PostPosted: Sat May 20, 2006 3:48 pm    Post subject: Reply with quote

Gopher wrote:
little mixed girl wrote:
...in short, we don't spend much time looking at the location of other countries or caring about them.


There is usually a comparison or a comparative conclusion drawn from this, oftentimes only implicitly.

In any case, would you say that you think that every other country in the world "cares" about "the other countries" where the U.S. so callously or arrogantly or utterly ignorantly does not?

Or would you just like to say something like this: people, all over the world, could be better educated and take geography more seriously in high school...?

(People on this thread seem committed to supporting their view that Americans are stupid and everyone else is brilliant and caring, etc.
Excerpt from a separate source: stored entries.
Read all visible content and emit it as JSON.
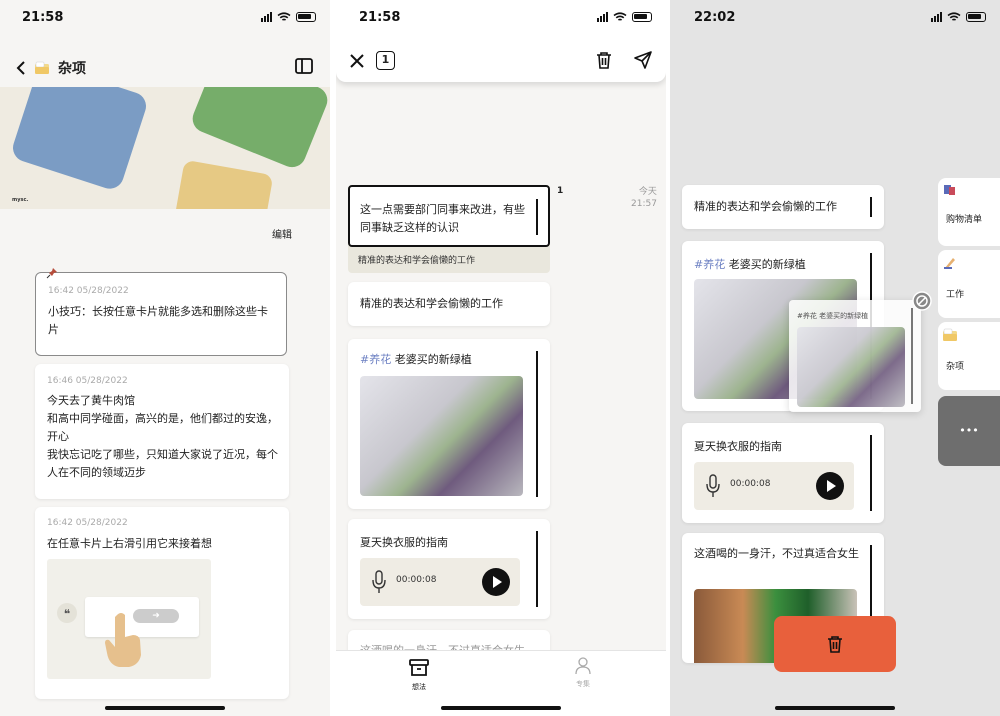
{
  "status": {
    "p1_time": "21:58",
    "p2_time": "21:58",
    "p3_time": "22:02"
  },
  "p1": {
    "title": "杂项",
    "edit_label": "编辑",
    "banner_caption": "mysc.",
    "cards": [
      {
        "meta": "16:42  05/28/2022",
        "text": "小技巧：长按任意卡片就能多选和删除这些卡片"
      },
      {
        "meta": "16:46  05/28/2022",
        "text": "今天去了黄牛肉馆\n和高中同学碰面，高兴的是，他们都过的安逸，开心\n我快忘记吃了哪些，只知道大家说了近况，每个人在不同的领域迈步"
      },
      {
        "meta": "16:42  05/28/2022",
        "text": "在任意卡片上右滑引用它来接着想"
      }
    ]
  },
  "p2": {
    "count": "1",
    "quote_text": "这一点需要部门同事来改进，有些同事缺乏这样的认识",
    "quote_badge": "1",
    "quote_source": "精准的表达和学会偷懒的工作",
    "time_day": "今天",
    "time_clock": "21:57",
    "card1": "精准的表达和学会偷懒的工作",
    "card2_tag": "#养花",
    "card2_text": " 老婆买的新绿植",
    "card3": "夏天换衣服的指南",
    "audio_time": "00:00:08",
    "card4_peek": "这酒喝的一身汗，不过真适合女生",
    "tab_ideas": "想法",
    "tab_collections": "专集"
  },
  "p3": {
    "card1": "精准的表达和学会偷懒的工作",
    "card2_tag": "#养花",
    "card2_text": " 老婆买的新绿植",
    "drag_caption": "#养花 老婆买的新绿植",
    "card3": "夏天换衣服的指南",
    "audio_time": "00:00:08",
    "card4": "这酒喝的一身汗，不过真适合女生",
    "side": [
      {
        "label": "购物清单"
      },
      {
        "label": "工作"
      },
      {
        "label": "杂项"
      }
    ],
    "more": "•••"
  },
  "colors": {
    "accent": "#e8603c",
    "tag": "#6b7fc2",
    "banner_bg": "#efebe1"
  }
}
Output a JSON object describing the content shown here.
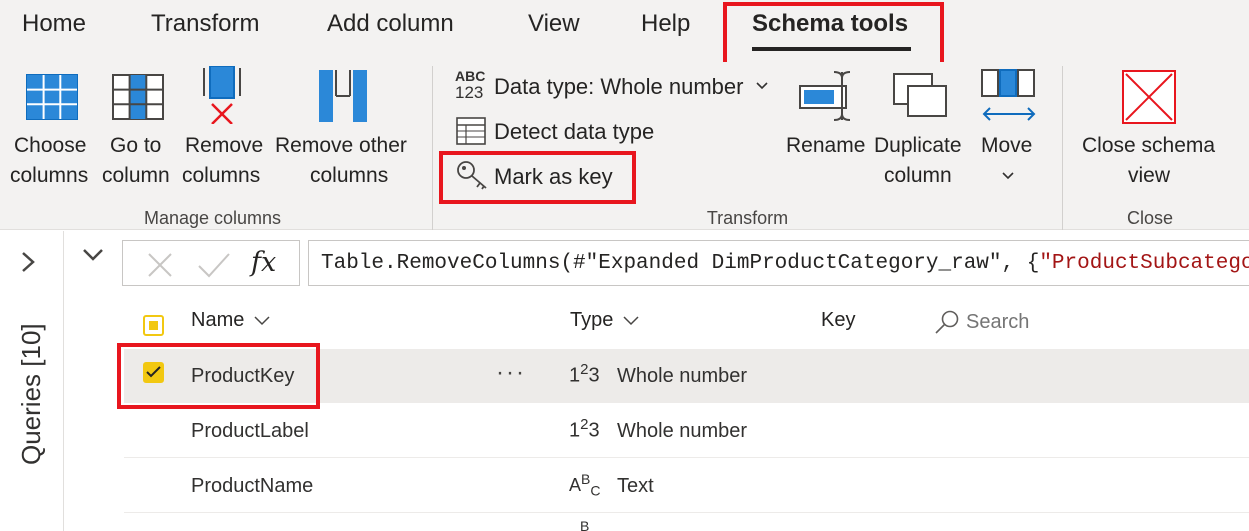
{
  "tabs": [
    "Home",
    "Transform",
    "Add column",
    "View",
    "Help",
    "Schema tools"
  ],
  "active_tab": "Schema tools",
  "ribbon": {
    "manage_columns": {
      "label": "Manage columns",
      "choose_columns": [
        "Choose",
        "columns"
      ],
      "go_to_column": [
        "Go to",
        "column"
      ],
      "remove_columns": [
        "Remove",
        "columns"
      ],
      "remove_other_columns": [
        "Remove other",
        "columns"
      ]
    },
    "transform": {
      "label": "Transform",
      "data_type_icon": [
        "ABC",
        "123"
      ],
      "data_type": "Data type: Whole number",
      "detect_data_type": "Detect data type",
      "mark_as_key": "Mark as key",
      "rename": "Rename",
      "duplicate_column": [
        "Duplicate",
        "column"
      ],
      "move": "Move"
    },
    "close": {
      "label": "Close",
      "close_schema_view": [
        "Close schema",
        "view"
      ]
    }
  },
  "sidebar": {
    "title": "Queries [10]"
  },
  "formula": {
    "fx": "fx",
    "text_prefix": "Table.RemoveColumns(#\"Expanded DimProductCategory_raw\", {",
    "text_string": "\"ProductSubcategory"
  },
  "grid": {
    "headers": {
      "name": "Name",
      "type": "Type",
      "key": "Key",
      "search_placeholder": "Search"
    },
    "rows": [
      {
        "name": "ProductKey",
        "type_icon": "123",
        "type": "Whole number",
        "selected": true
      },
      {
        "name": "ProductLabel",
        "type_icon": "123",
        "type": "Whole number",
        "selected": false
      },
      {
        "name": "ProductName",
        "type_icon": "ABC",
        "type": "Text",
        "selected": false
      }
    ],
    "more_options": "···"
  },
  "colors": {
    "accent_blue": "#0f6cbd",
    "highlight_red": "#e8161e",
    "checkbox_yellow": "#f2c811",
    "ribbon_bg": "#f3f2f1"
  }
}
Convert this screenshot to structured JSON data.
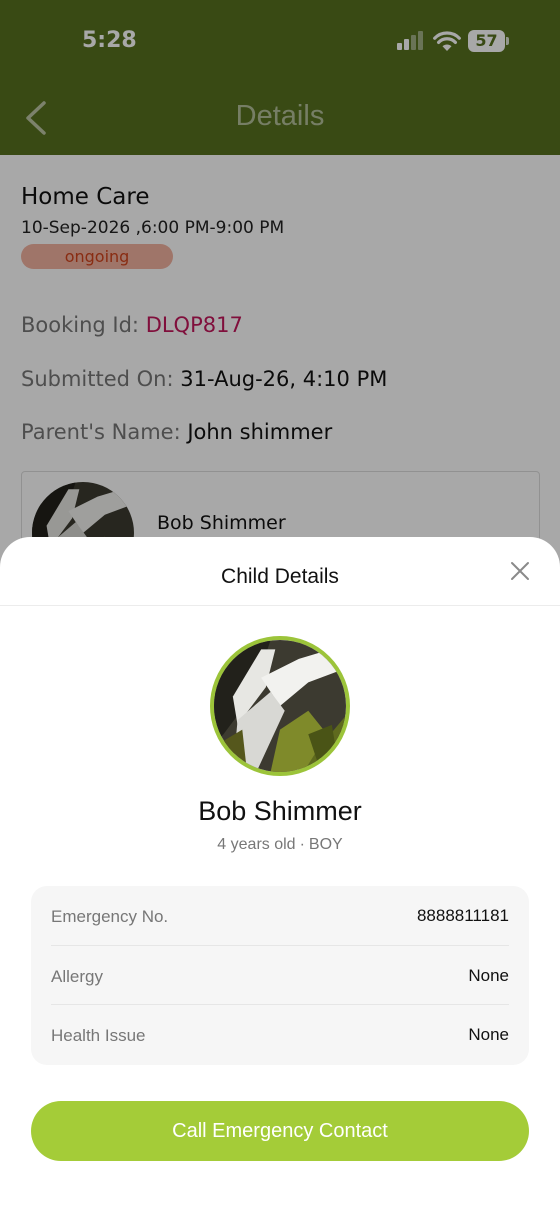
{
  "status_bar": {
    "time": "5:28",
    "battery": "57"
  },
  "nav": {
    "title": "Details",
    "back_icon": "chevron-left-icon"
  },
  "booking": {
    "service": "Home Care",
    "datetime": "10-Sep-2026 ,6:00 PM-9:00 PM",
    "status": "ongoing",
    "booking_id_label": "Booking Id: ",
    "booking_id": "DLQP817",
    "submitted_label": "Submitted On: ",
    "submitted": "31-Aug-26, 4:10 PM",
    "parent_label": "Parent's Name: ",
    "parent": "John shimmer",
    "child_card_name": "Bob Shimmer"
  },
  "sheet": {
    "title": "Child Details",
    "close_icon": "close-icon",
    "child_name": "Bob Shimmer",
    "age": "4 years old",
    "separator": "·",
    "gender": "BOY",
    "details": [
      {
        "label": "Emergency No.",
        "value": "8888811181"
      },
      {
        "label": "Allergy",
        "value": "None"
      },
      {
        "label": "Health Issue",
        "value": "None"
      }
    ],
    "call_button": "Call Emergency Contact"
  },
  "colors": {
    "header": "#57711f",
    "accent_green": "#a4cc38",
    "avatar_ring": "#9cc43a",
    "booking_id": "#c2185b",
    "status_badge_bg": "#f1b2a0",
    "status_badge_text": "#d0441c"
  }
}
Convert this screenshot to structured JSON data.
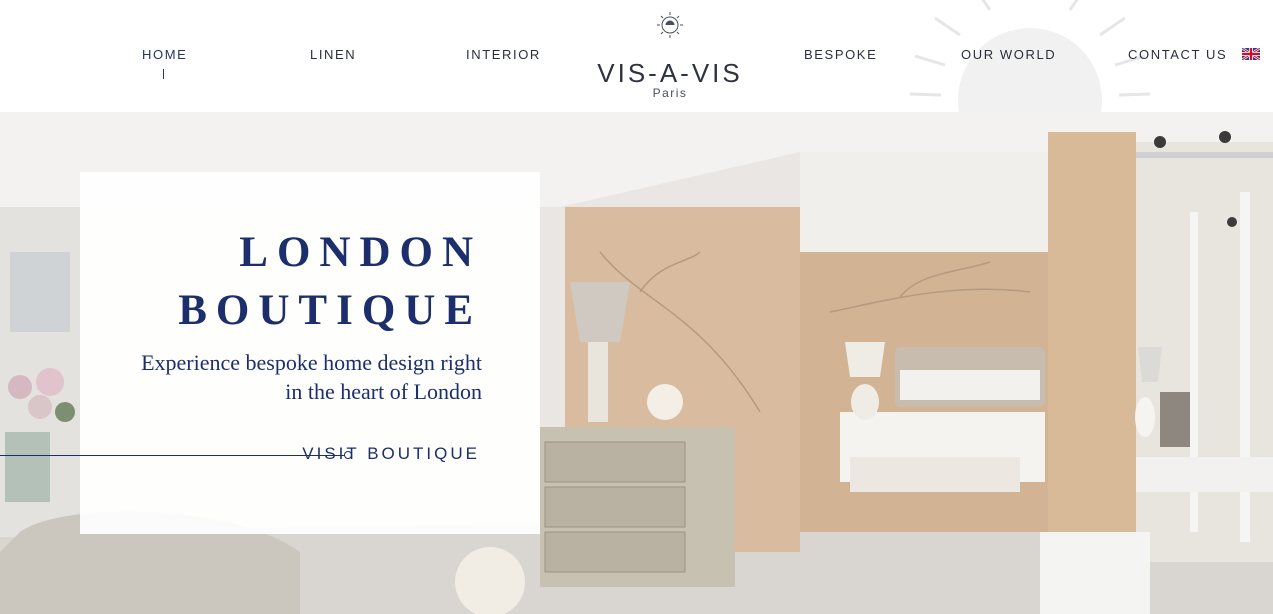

Rolling Eyes )

i'm not saying that i don't care, or that other americans don't care.
it's just that americans can live in a bubble of ourselves.
most americans don't go overseas for schooling or work, we can get by fine with english only, and ppl from other countries come to see us more than we see them.

i'm sure that happens in other countries too.
i don't know who was tested; ppl off the streets? a college class? business ppl? etc...

since we are supposedly at the "top", other countries are going to be more annoyed/etc that we can't find them on a map.
especially if our government seems intent on meddling in their business.